Pues no estamos ni tibios. Cuando halcones como Bush y Sharon estiran del pescuezo la “legítima defensa” para invadir países y dar muerte a civiles, están violando el Derecho y alimentando el odio que engendra el terrorismo. Pero al menos no están persiguiendo a sus propios ciudadanos. Es la diferencia entre el terror doméstico y el internacional: el primero es cuestión de policía, el segundo de acción militar, el primero necesita de jueces, el segundo de hallar al gobierno “agresor”.

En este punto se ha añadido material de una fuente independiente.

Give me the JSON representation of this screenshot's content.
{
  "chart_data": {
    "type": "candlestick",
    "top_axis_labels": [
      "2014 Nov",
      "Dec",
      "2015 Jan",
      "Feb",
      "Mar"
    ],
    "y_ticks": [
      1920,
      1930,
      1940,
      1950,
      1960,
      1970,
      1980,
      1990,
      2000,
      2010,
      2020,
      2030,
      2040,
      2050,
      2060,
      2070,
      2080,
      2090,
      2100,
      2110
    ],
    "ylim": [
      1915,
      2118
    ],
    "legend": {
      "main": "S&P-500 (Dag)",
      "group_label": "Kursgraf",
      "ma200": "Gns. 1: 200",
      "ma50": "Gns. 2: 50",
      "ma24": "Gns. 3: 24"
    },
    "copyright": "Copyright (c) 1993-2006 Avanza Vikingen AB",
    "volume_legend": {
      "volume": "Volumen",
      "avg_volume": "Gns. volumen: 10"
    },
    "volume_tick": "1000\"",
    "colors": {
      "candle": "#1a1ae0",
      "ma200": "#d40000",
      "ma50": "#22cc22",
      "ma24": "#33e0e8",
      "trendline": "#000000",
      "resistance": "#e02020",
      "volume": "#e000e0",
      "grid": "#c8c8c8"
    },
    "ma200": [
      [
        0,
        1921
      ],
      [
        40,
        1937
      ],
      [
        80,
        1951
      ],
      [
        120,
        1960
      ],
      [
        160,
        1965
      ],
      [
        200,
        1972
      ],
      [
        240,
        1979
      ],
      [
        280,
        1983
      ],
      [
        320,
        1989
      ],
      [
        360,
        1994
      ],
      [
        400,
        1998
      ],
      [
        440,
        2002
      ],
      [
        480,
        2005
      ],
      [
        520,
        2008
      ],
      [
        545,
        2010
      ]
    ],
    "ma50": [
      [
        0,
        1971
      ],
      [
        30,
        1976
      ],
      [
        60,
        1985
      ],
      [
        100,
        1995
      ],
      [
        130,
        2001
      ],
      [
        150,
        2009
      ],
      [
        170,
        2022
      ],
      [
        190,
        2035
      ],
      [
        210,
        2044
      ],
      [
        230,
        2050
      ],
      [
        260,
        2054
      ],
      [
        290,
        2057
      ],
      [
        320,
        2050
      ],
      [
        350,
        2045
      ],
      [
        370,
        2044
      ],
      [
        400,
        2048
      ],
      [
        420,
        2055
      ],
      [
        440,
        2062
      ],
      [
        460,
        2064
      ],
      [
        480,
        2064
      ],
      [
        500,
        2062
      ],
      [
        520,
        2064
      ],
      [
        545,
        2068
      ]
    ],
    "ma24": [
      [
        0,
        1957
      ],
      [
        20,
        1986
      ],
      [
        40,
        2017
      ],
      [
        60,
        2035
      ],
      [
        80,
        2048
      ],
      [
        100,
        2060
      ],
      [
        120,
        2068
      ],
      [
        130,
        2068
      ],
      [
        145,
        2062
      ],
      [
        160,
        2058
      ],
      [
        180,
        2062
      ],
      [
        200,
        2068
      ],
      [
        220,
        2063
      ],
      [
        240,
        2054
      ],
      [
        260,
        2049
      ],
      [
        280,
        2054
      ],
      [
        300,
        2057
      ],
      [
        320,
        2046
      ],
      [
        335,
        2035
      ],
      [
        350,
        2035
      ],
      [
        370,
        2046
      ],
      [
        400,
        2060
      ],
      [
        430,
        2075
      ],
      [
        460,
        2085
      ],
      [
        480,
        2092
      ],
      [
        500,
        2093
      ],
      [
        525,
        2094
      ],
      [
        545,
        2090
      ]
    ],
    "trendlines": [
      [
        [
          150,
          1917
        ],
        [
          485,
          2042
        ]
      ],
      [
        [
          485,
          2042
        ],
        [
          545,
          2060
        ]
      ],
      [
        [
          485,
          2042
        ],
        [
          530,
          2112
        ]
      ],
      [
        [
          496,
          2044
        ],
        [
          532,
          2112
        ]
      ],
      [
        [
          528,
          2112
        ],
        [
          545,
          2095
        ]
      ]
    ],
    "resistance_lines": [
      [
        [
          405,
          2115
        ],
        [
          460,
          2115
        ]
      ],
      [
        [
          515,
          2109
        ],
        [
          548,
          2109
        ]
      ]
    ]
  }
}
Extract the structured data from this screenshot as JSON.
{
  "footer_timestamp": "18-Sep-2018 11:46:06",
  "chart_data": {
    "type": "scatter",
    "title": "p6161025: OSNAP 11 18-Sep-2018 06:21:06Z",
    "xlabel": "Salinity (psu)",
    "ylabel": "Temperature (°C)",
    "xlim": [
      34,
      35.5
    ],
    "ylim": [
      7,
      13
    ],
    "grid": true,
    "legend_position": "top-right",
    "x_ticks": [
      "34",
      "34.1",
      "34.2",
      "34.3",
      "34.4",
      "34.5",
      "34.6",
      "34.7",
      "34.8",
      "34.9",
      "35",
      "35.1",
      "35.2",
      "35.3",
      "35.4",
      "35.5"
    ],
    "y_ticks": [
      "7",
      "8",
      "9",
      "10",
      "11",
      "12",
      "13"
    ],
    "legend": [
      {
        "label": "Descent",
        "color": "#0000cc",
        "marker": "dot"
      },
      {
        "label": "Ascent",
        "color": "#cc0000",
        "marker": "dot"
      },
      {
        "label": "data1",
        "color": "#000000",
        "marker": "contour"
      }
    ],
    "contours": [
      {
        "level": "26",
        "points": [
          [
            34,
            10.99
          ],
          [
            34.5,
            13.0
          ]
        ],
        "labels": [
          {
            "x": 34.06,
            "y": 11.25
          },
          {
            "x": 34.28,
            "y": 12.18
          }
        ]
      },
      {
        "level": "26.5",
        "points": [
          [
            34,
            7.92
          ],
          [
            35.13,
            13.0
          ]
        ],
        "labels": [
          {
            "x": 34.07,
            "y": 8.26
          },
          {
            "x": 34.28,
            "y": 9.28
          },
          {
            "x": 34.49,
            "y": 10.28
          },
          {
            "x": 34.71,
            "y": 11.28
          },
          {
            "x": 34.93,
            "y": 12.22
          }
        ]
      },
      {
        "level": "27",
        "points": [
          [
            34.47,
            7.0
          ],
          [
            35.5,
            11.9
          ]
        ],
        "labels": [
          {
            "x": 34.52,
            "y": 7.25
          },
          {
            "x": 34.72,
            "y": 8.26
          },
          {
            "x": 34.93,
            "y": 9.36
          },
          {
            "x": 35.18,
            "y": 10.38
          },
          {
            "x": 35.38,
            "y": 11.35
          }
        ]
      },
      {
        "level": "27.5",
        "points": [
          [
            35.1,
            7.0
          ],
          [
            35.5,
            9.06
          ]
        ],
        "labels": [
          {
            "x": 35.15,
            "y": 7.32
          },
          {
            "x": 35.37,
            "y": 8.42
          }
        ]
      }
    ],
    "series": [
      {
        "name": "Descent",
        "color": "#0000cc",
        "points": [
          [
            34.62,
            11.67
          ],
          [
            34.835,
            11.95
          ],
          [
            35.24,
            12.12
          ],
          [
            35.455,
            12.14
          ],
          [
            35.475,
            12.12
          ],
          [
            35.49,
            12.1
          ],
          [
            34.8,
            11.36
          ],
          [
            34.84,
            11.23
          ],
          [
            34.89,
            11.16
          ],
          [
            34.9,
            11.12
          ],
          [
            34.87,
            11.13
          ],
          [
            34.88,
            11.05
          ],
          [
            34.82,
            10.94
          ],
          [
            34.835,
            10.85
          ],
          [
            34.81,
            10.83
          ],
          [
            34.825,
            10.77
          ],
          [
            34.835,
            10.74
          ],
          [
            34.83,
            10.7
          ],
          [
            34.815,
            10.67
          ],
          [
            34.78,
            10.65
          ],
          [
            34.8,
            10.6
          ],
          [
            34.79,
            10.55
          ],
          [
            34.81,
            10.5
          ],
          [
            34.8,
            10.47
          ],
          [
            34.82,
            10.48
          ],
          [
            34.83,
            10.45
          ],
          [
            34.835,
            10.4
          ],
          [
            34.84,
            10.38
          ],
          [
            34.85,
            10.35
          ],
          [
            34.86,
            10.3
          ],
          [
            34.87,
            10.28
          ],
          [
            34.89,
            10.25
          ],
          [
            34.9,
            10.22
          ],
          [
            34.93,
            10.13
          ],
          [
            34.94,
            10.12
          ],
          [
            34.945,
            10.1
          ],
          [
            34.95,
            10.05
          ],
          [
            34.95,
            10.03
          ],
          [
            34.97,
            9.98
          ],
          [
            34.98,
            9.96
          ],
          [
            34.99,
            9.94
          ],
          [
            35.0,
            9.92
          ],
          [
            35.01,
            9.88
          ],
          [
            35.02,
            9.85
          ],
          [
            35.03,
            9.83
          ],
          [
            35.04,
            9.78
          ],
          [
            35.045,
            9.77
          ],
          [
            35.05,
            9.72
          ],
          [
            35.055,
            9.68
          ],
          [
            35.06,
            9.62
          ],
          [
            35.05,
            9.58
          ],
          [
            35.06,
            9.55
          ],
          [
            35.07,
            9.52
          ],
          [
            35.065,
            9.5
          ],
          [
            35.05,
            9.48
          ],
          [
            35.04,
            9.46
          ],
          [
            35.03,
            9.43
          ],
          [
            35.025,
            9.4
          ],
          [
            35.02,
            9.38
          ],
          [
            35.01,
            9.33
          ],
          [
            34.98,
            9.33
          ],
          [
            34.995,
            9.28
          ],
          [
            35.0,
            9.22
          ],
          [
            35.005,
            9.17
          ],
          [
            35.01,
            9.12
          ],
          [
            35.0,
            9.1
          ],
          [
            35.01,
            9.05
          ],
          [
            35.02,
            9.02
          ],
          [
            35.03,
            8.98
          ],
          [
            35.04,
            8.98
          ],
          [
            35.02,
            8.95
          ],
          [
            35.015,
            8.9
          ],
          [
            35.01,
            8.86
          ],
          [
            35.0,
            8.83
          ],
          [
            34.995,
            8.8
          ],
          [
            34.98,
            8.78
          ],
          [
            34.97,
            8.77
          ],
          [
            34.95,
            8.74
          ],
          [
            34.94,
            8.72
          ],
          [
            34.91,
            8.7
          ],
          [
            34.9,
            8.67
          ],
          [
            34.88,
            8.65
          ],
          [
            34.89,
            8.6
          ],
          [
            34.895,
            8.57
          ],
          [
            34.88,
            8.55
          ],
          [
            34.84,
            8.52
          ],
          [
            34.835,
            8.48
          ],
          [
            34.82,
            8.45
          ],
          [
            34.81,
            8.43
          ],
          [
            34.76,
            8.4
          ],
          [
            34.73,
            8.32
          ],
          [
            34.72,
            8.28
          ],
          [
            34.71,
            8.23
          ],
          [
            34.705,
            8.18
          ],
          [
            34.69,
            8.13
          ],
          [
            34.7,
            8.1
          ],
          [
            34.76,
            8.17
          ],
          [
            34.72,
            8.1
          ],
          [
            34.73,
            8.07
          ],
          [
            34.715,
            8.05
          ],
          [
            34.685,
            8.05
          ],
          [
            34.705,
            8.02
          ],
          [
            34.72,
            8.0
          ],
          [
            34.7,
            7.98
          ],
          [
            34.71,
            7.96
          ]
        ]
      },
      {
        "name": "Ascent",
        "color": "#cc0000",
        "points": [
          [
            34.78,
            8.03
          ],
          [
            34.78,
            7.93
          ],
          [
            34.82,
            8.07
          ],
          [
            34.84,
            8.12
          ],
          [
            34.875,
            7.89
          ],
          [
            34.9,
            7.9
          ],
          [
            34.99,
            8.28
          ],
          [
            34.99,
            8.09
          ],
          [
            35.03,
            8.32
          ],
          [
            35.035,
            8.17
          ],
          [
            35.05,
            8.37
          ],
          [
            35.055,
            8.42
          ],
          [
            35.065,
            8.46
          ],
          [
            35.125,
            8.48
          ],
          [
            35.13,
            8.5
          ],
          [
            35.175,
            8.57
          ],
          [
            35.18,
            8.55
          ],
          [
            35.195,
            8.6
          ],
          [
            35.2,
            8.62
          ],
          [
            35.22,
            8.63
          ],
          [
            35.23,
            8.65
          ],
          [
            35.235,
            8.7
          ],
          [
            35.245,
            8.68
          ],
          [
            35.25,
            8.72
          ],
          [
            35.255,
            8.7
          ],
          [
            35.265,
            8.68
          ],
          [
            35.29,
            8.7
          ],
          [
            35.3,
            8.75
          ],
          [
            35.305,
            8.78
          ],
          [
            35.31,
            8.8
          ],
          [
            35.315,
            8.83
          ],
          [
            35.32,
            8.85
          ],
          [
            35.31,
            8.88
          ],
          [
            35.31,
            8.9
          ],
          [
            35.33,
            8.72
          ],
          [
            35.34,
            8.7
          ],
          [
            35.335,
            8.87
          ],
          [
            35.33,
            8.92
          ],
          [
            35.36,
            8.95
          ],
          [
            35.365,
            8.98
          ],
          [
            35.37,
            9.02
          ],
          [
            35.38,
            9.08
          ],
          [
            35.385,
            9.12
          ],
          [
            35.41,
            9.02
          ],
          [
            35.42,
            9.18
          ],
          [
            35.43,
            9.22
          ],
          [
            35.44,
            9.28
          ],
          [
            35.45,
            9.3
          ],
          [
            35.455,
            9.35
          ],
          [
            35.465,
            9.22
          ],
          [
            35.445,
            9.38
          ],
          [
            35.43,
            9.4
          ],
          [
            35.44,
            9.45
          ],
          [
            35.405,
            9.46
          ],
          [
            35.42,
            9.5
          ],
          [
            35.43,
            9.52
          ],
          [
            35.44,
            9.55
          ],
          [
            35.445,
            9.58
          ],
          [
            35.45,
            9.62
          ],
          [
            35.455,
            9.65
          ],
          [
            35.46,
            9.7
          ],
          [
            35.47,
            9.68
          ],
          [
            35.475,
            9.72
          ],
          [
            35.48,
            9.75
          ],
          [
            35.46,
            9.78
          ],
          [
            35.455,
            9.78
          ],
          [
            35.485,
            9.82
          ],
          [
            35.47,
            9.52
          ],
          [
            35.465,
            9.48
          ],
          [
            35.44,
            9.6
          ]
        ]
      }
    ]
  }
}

Dijo Sun Tsu que el primer secreto de la victoria es la identificación exacta del enemigo. Los terroristas de Colombia no han podido identificar al enemigo —a no ser que enemigo sea el angelito que vendía dulces en Villavo—: por eso los terroristas jamás podrán alzarse con “la victoria”. Pero los ciudadanos tampoco han podido aclarar quién es exactamente el enemigo:

—Algunos, tal vez la mayoría, piensan que el enemigo es la guerrilla;

—Otros muchos concuerdan con los gringos, cuyo enemigo en Colombia son las drogas;

—Y otros pensamos que el enemigo es la violencia por fuera de la ley, venga de donde venga la violencia.

Cada modo de definir al enemigo tiene su implicación respecto de los medios, las alianzas y el objetivo final de las acciones. Unos razonan que ante la emergencia no hay que pararse en pelos, que el enemigo del enemigo es un amigo, y que las cargas se compondrán más adelante. Otros creemos que no se puede destruir el Estado de Derecho para salvar el Estado de Derecho, que el Estado no tiene amigos al margen de la ley y que la victoria consiste en que no existan fuerzas armadas sino las del Estado.

Así que en vez de frases vagas y vacías, hablemos de la movilización nacional contra el terrorismo sobre los dos pilares posibles en el mundo civilizado: el de la inteligencia policial y el de las cárceles seguras.